Amine-containing materials, such as amine-containing analytes, amino acids, DNA fragments, RNA fragments, protein fragments, organelles, and immunoglobins, immobilized on the surface of a substrate can be used in numerous applications. The covalent attachment of amine-containing materials to a substrate can be accomplished, for example, by the reaction of the amine with a reactive group on the surface of the substrate. This amine-reactive functional group can be, for example, an activated acyl derivative, such as an N-hydroxy succinimide ester; or, an active cyclic acyl compound, such as azlactone. A stable amide bond is formed from reaction of the amine with the active acyl group, either with expulsion of N-hydroxy succinimide or opening of the azlactone.
Although a wide variety of amine-reactive compounds of the type described above, with an amine capturing functional group on one end and a different substrate anchoring functional group on the other end of a divalent linking group, can be conveniently synthesized, many such modifications require difficult separations to achieve the necessary selectively substituted compound. For example, longer or oligomeric divalent linking groups, or, especially, branched or multi-functional linking groups, would be difficult to prepare having a single, substrate specific, reactive functional group on only one end of the molecule. An alternative approach involves converting some or all functional groups to amine capture functional groups. Such molecules could be beneficial for efficient attachment, as well as for control of the activity of the immobilized amine-containing material, especially in biological systems.

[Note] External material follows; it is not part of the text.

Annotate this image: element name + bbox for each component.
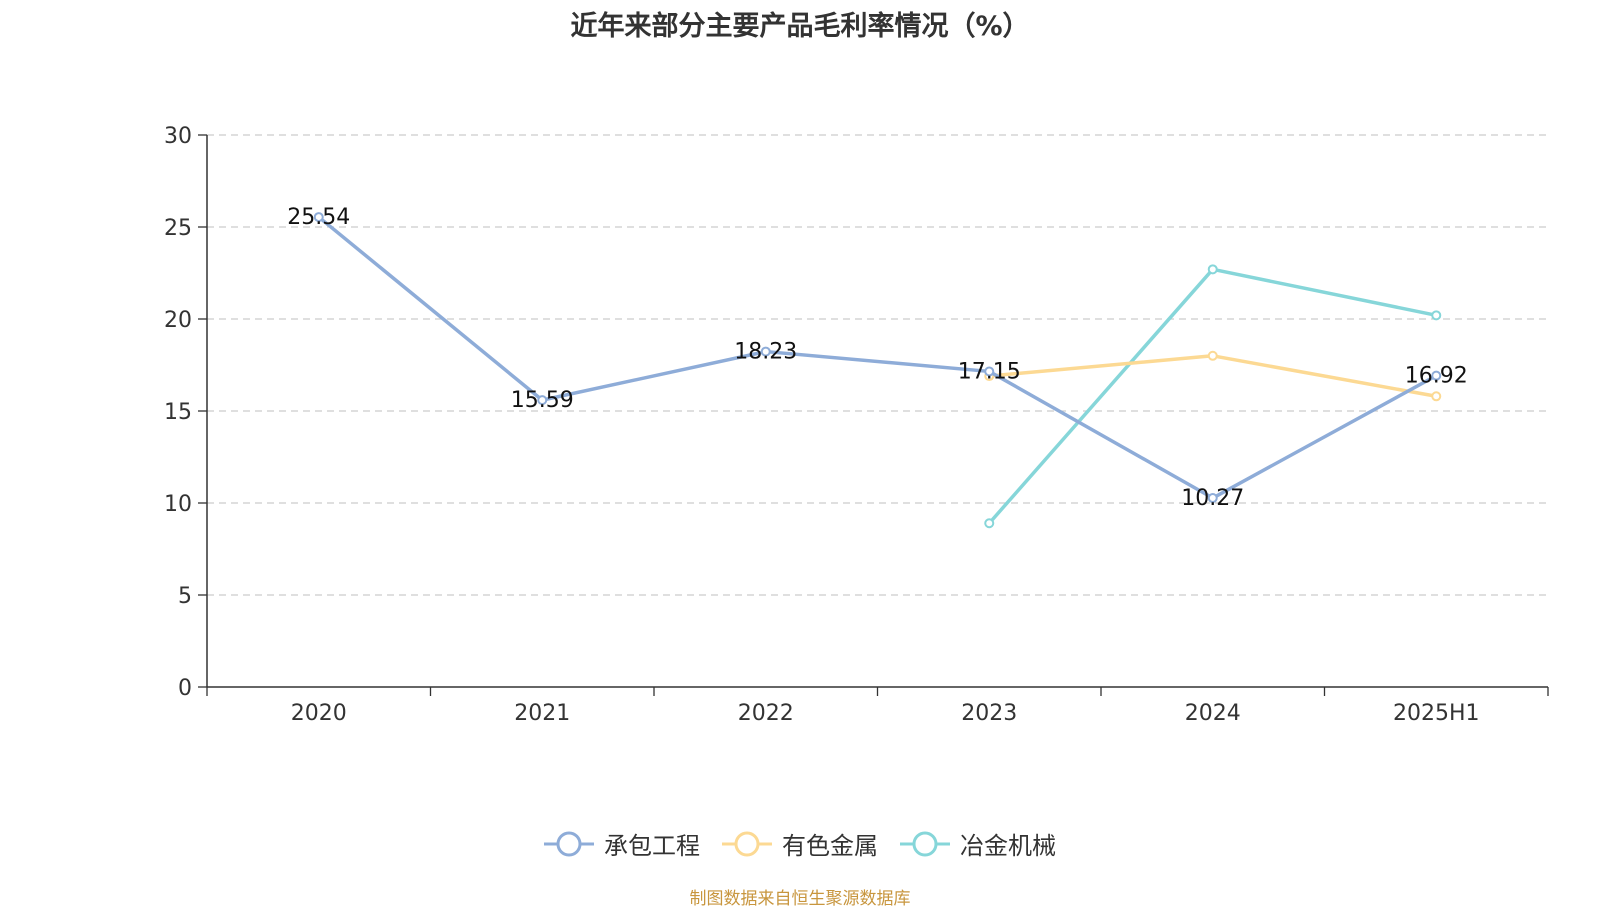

Additionally, some surfaces may have few or no complementary functional groups for anchoring amine compounds. Such inert surfaces are often conveniently functionalized by treatment with a surface aminating agent, such as amino alkyl silanes or polyethylene imine. Subsequent exposure of these aminated surfaces to solutions of excess di- or multi-functional amine-capture compounds would convert the surface of the substrate into a surface with grafts of amine-reactive functional groups.
Thus, there exists a need for compounds for reaction with amine-functional surfaces having di- and multi-functional amine-reactive, terminal functional groups.